The Dark Knight is the continuation of British director Christopher Nolan's reinvention of the Batman story and it takes the story up to his primal confrontation with the Joker, the villain who among the wrongdoer-gallery ranged against Batman is first among equals: here leading an unspeakable cabal of wiseguys. The caped crusader himself (although this camp designation is now not used) is again played by Christian Bale, clanking around in a kind of titanium-lite exoskeleton and making use of a heavy-duty Batmobile so macho and military-looking it makes a Humvee look like the kind of Prius driven by Gok Wan. Otherwise, he bops around town on a brutal motorbike with wheels the size of rubber boulders, cape fluttering in the slipstream.
The Joker is played, tremendously, by the late Heath Ledger. His great grin, though enhanced by rouge, has evidently been caused by two horrid slash-scars to the corners of his mouth, and his whiteface makeup is always cracking and peeling off, perhaps due to the dried remnants of tears, making him look like some self-hating Pagliaccio of crime, sweating backstage after the latest awful spectacular. Ledger has a weird collection of tics and twitches, kinks and quirks; his tongue darts, lizard-like, around his mouth, a little like Frankie Howerd, or perhaps Graham Kerr, the galloping gourmet of 1970s television.

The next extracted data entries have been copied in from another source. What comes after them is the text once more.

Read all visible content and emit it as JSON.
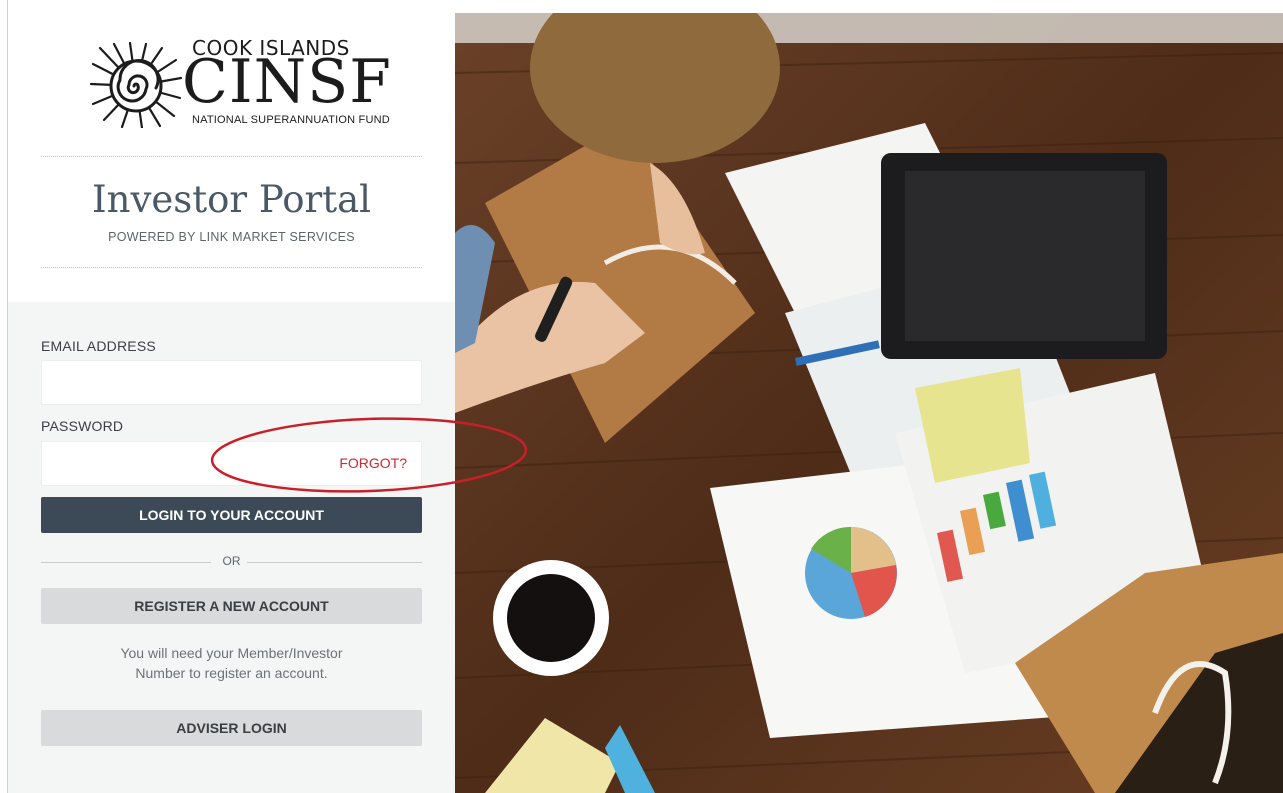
{
  "logo": {
    "top_text": "COOK ISLANDS",
    "big_text": "CINSF",
    "sub_text": "NATIONAL SUPERANNUATION FUND"
  },
  "header": {
    "title": "Investor Portal",
    "subtitle": "POWERED BY LINK MARKET SERVICES"
  },
  "form": {
    "email_label": "EMAIL ADDRESS",
    "email_value": "",
    "password_label": "PASSWORD",
    "password_value": "",
    "forgot_link": "FORGOT?",
    "login_button": "LOGIN TO YOUR ACCOUNT",
    "or_text": "OR",
    "register_button": "REGISTER A NEW ACCOUNT",
    "note_line1": "You will need your Member/Investor",
    "note_line2": "Number to register an account.",
    "adviser_button": "ADVISER LOGIN"
  },
  "colors": {
    "primary_button": "#3b4a56",
    "secondary_button": "#d9dadb",
    "forgot_link": "#d0272c",
    "annotation": "#c8202a"
  },
  "icons": [
    "nautilus-shell-logo-icon"
  ]
}
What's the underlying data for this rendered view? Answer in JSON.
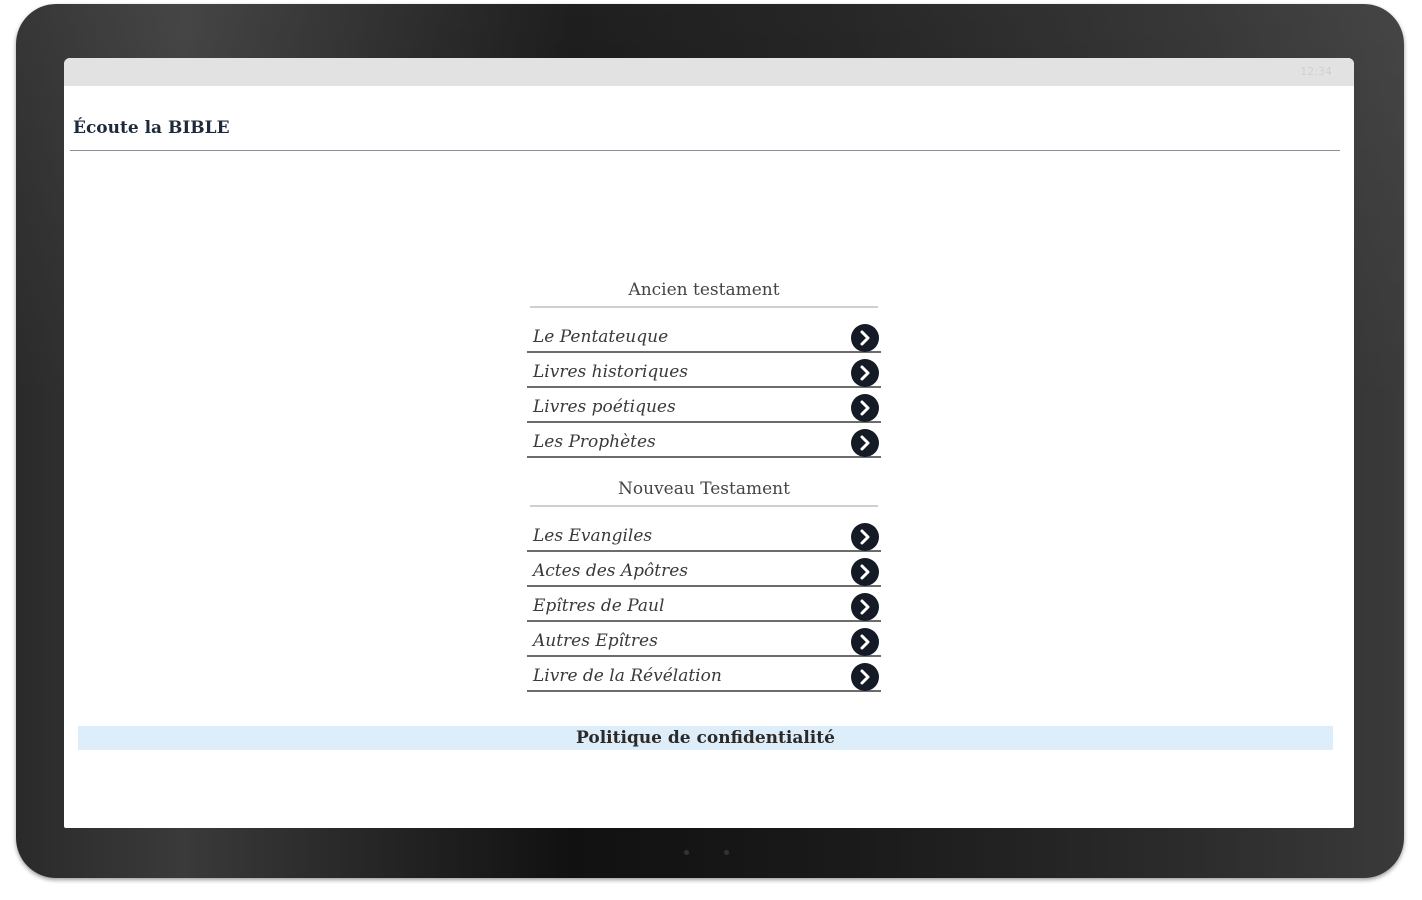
{
  "status_bar": {
    "time": "12:34"
  },
  "header": {
    "title": "Écoute la BIBLE"
  },
  "old_testament": {
    "title": "Ancien testament",
    "items": [
      {
        "label": "Le Pentateuque"
      },
      {
        "label": "Livres historiques"
      },
      {
        "label": "Livres poétiques"
      },
      {
        "label": "Les Prophètes"
      }
    ]
  },
  "new_testament": {
    "title": "Nouveau Testament",
    "items": [
      {
        "label": "Les Evangiles"
      },
      {
        "label": "Actes des Apôtres"
      },
      {
        "label": "Epîtres de Paul"
      },
      {
        "label": "Autres Epîtres"
      },
      {
        "label": "Livre de la Révélation"
      }
    ]
  },
  "footer": {
    "privacy_label": "Politique de confidentialité"
  },
  "colors": {
    "arrow_circle": "#141b26",
    "privacy_bg": "#ddeefa",
    "status_bar_bg": "#e2e2e2"
  },
  "icons": {
    "menu_arrow": "chevron-right-icon"
  }
}
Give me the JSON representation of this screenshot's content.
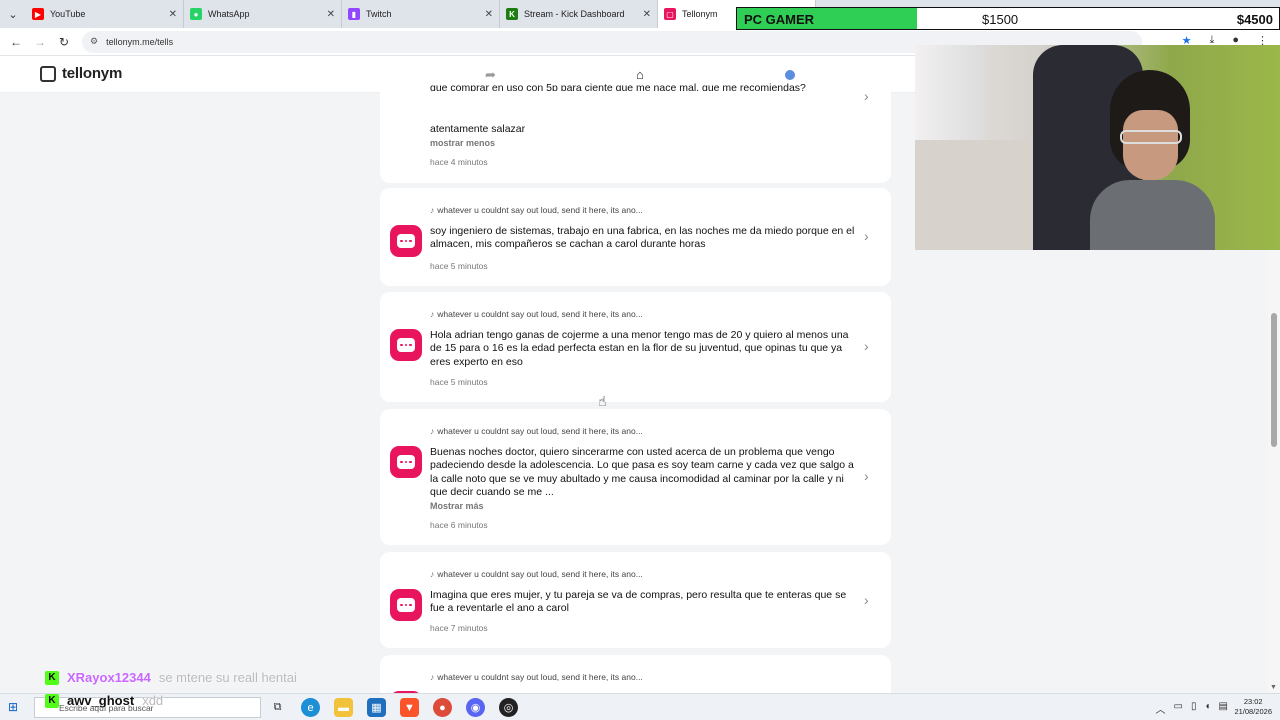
{
  "browser": {
    "tabs": [
      {
        "label": "YouTube",
        "icon": "youtube-icon",
        "color": "#ff0000"
      },
      {
        "label": "WhatsApp",
        "icon": "whatsapp-icon",
        "color": "#25d366"
      },
      {
        "label": "Twitch",
        "icon": "twitch-icon",
        "color": "#9146ff"
      },
      {
        "label": "Stream - Kick Dashboard",
        "icon": "kick-icon",
        "color": "#53fc18"
      },
      {
        "label": "Tellonym",
        "icon": "tellonym-icon",
        "color": "#e8155e"
      }
    ],
    "url": "tellonym.me/tells"
  },
  "header": {
    "logo_text": "tellonym"
  },
  "goal": {
    "title": "PC GAMER",
    "current": "$1500",
    "target": "$4500",
    "progress_fraction": 0.333
  },
  "feed": {
    "tag_text": "whatever u couldnt say out loud, send it here, its ano...",
    "cards": [
      {
        "body": "que comprar en uso con 5p para ciente que me nace mal, que me recomiendas?",
        "signature": "atentamente salazar",
        "more": "mostrar menos",
        "time": "hace 4 minutos"
      },
      {
        "body": "soy ingeniero de sistemas, trabajo en una fabrica, en las noches me da miedo porque en el almacen, mis compañeros se cachan a carol durante horas",
        "time": "hace 5 minutos"
      },
      {
        "body": "Hola adrian tengo ganas de cojerme a una menor tengo mas de 20 y quiero al menos una de 15 para o 16 es la edad perfecta estan en la flor de su juventud, que opinas tu que ya eres experto en eso",
        "time": "hace 5 minutos"
      },
      {
        "body": "Buenas noches doctor, quiero sincerarme con usted acerca de un problema que vengo padeciendo desde la adolescencia. Lo que pasa es soy team carne y cada vez que salgo a la calle noto que se ve muy abultado y me causa incomodidad al caminar por la calle y ni que decir cuando se me ...",
        "more": "Mostrar más",
        "time": "hace 6 minutos"
      },
      {
        "body": "Imagina que eres mujer, y tu pareja se va de compras, pero resulta que te enteras que se fue a reventarle el ano a carol",
        "time": "hace 7 minutos"
      }
    ]
  },
  "chat": [
    {
      "user": "XRayox12344",
      "user_color": "#c966ff",
      "message": "se mtene su reall hentai"
    },
    {
      "user": "awv_ghost",
      "user_color": "#111111",
      "message": "xdd"
    }
  ],
  "taskbar": {
    "search_placeholder": "Escribe aquí para buscar",
    "time": "23:02",
    "date": "21/08/2026"
  }
}
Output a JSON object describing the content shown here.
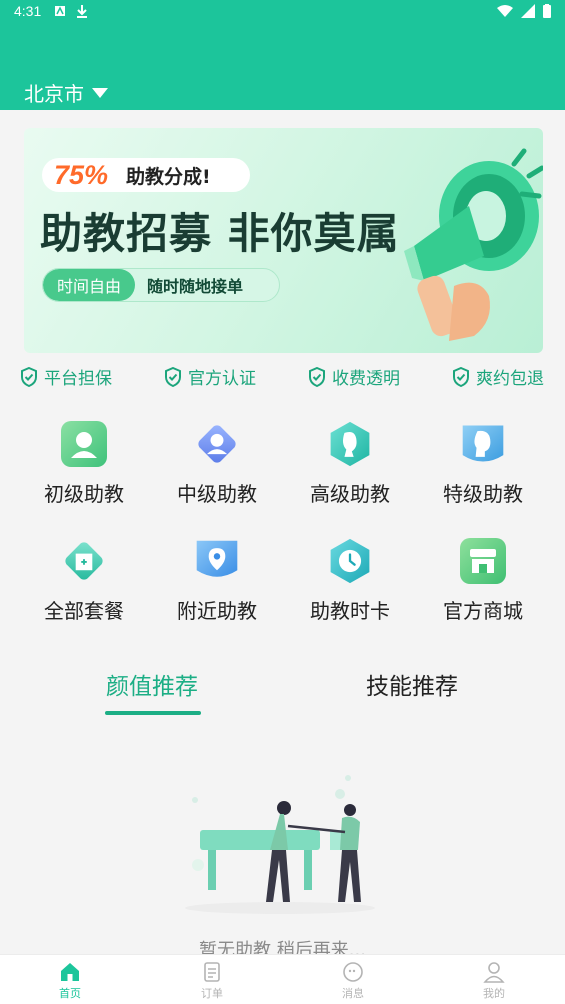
{
  "status_bar": {
    "time": "4:31"
  },
  "header": {
    "city": "北京市"
  },
  "banner": {
    "percent": "75%",
    "subtitle": "助教分成!",
    "title": "助教招募 非你莫属",
    "tag1": "时间自由",
    "tag2": "随时随地接单"
  },
  "guarantees": [
    "平台担保",
    "官方认证",
    "收费透明",
    "爽约包退"
  ],
  "categories": [
    {
      "label": "初级助教",
      "icon": "user-card-icon"
    },
    {
      "label": "中级助教",
      "icon": "female-avatar-icon"
    },
    {
      "label": "高级助教",
      "icon": "hair-profile-icon"
    },
    {
      "label": "特级助教",
      "icon": "face-profile-icon"
    },
    {
      "label": "全部套餐",
      "icon": "package-icon"
    },
    {
      "label": "附近助教",
      "icon": "location-pin-icon"
    },
    {
      "label": "助教时卡",
      "icon": "clock-icon"
    },
    {
      "label": "官方商城",
      "icon": "store-icon"
    }
  ],
  "tabs": {
    "active": "颜值推荐",
    "inactive": "技能推荐"
  },
  "empty_state": {
    "text": "暂无助教 稍后再来..."
  },
  "bottom_nav": [
    {
      "label": "首页",
      "icon": "home-icon",
      "active": true
    },
    {
      "label": "订单",
      "icon": "order-icon",
      "active": false
    },
    {
      "label": "消息",
      "icon": "message-icon",
      "active": false
    },
    {
      "label": "我的",
      "icon": "profile-icon",
      "active": false
    }
  ],
  "colors": {
    "primary": "#1cc59b",
    "accent_text": "#1cae85",
    "percent": "#ff6a2a"
  }
}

Batman is still a reasonably novel figure in Gotham city as the action begins. They still refer to this dubious vigilante with a retro-sounding definite article: he is "the Batman". And there is a new, conventional crime fighter in town: the handsome, dashing district attorney Harvey Dent, played by Aaron Eckhart, a man who believes that the rule of law has to be upheld by a democratically accountable person, not some shadowy figure of the night. To the chagrin of Batman and his far-from-mild-mannered alter ego, billionaire Bruce Wayne, Harvey is dating the love of Batman's life: legal eagle Rachel Dawes, played by Maggie Gyllenhaal. Gary Oldman plays Lt Gordon, before his historic promotion to "Commissioner" status. Michael Caine and Morgan Freeman provide droll performances as Wayne's ancillary staff, his butler Alfred and his Q-like costume designer, Lucius Fox.